Capitolo 1

105 3 0
                                    

25 settembre 1941



Sono ebreo, ma non risulto nelle loro liste. Sono ebreo, ma non ho un'identità.

Forse è questo che mi ha salvato e il mio aspetto da tedesco.

O forse sono i tre anni che ho passato in un letto d'ospedale: prima non ricordavo chi fossi, nè in che città fossi e poi quando i ricordi hanno iniziato a riemergere ho continuato a fingere di non sapere.

Ho detto di chiamarmi Hans Schmidt e di lavorare come fabbro in una fabbrica che sapevo essere stata chiusa due anni prima; ringrazio ancora il mio vicino di letto che mi raccontò quella storia pensando che io non ascoltassi, spirò poche ore dopo.

Presi i suoi documenti. Presi la sua storia e questa diventò la mia, era un tedesco lui, uno di quelli veri, uno di quelli che il Fuhrer chiama "Ariani". Ora sono lui e così continuerà ad essere fino a quando questa situazione non cambierà. Non voglio vivere in un ghetto, non mi piace questa situazione e comunque non avrei nessuno con cui vivere, sono solo da anni ormai.
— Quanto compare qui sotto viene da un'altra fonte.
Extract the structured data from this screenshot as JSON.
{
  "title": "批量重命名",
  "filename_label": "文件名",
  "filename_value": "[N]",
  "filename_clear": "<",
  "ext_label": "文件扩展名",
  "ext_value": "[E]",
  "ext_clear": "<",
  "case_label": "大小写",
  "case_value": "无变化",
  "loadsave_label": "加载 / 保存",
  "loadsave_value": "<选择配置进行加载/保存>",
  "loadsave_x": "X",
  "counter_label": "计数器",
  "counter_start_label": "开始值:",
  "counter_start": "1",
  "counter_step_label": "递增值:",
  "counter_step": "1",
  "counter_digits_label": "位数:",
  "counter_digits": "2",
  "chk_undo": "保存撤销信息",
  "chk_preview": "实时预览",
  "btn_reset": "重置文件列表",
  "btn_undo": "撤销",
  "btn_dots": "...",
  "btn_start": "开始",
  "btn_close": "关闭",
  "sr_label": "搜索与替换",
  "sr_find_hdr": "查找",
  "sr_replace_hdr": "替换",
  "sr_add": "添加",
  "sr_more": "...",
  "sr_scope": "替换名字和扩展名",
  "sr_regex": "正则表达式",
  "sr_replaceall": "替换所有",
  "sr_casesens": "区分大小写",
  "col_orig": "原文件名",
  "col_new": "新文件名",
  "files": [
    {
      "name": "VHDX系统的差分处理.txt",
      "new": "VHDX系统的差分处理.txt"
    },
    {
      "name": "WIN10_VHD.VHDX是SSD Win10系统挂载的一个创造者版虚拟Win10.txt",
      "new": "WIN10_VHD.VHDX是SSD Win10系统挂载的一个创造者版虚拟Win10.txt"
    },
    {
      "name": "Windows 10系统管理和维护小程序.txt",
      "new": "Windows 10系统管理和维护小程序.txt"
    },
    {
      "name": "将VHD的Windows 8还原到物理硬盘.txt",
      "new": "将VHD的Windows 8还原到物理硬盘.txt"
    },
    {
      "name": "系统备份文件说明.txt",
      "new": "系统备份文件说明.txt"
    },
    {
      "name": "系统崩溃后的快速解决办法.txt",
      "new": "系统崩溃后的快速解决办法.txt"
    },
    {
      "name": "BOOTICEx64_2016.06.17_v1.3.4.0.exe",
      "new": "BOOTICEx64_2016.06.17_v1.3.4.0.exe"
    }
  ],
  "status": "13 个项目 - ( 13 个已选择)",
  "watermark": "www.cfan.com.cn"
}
E' fine settembre a Stoccarda, il clima autunnale sta arrivando a rinfrescare l'aria. Presto rinfrescherà, ormai è sera, il sole sta tramontando. Non ho soldi per comprarmi del cibo, anche questa sera non mangerò. Percorrerò a piedi la strada che mi separa dalla mia umilissima dimora, non è corta la via, ma ogni sera l'attraverso. Arriverò a casa quando il sole sarà ormai tramontato da un pezzo, mi coricherò e dormirò fino all'alba, mi sveglierò e ricomincerò tutto da capo.

Cosa faccio?

Nulla. Non ho un lavoro; esco, percorro chilometri senza dare nell'occhio, sgraffigno un po' di cibo quando mi è possibile e ritorno a casa. E' l'unica cosa che mi rimane; in realtà è di un mio conoscente, ma al momento si trova tre metri sotto terra e l'affitto è pagato per i prossimi dieci anni. Non ho mai capito il senso di tutto questo, ma ormai non mi pongo più domande. Gli anziani proprietari credono sia lui, non l'hanno mai visto e mi credono un funzionario del governo. Ringrazio che i miei abiti mi diano queste sembianze, fino a quando dureranno.

Manca poco a casa, ancora qualche centinaio di metri quando sento delle urla. Non capisco da dove provengano fino a quando non oltrepasso un vicolo cieco nascosto fra due palazzi.

"Lasciami!!!" urla una donna in un tedesco dall'accento strano.

"Sei una puttana!" urla un uomo che la sta arpionando per le braccia e le da un forte ceffone che la

fa cadere al suolo. Sono quasi tentato di proseguire, non sono problemi miei e non voglio che lo diventino. Ma un campanello, nella mia mente, mi frena. Mi blocco alcuni secondi, non si sono accorti di me e poi mi avvento sull'uomo che sta massacrando la misteriosa donna. Lo picchio a sangue, non mi interessa nulla in quell'istante solo ripagarlo del male che ha fatto. Non è molto forte, o almeno non mi sembra, si batte un po', ma alla fine molla e si accascia al suolo svenuto.

"Venga con me..." sussurrò alla donna. Lei mi porge titubante la sua mano e io l'aiuto ad alzarsi.

"Riesce a camminare?" chiedo.

La donna annuisce, ha visibili ferite sul volto, alcune nuove, altre coperte da sottili croste.

Non è tedesca.

"Lei deve essere medicata..." le dico sorreggendola fino alla fine del vicolo cieco, non oppone

resistenza, probabilmente non si rende ancora conto dell'accaduto. Fortunatamente la mia casa è a poche centinaia di metri più a sud e a quell'ora nessuno è in giro in quella parte di città. Apro la porta e la faccio entrare.

"Si sieda dove vuole, prendo i medicamenti" le dico allontanandomi.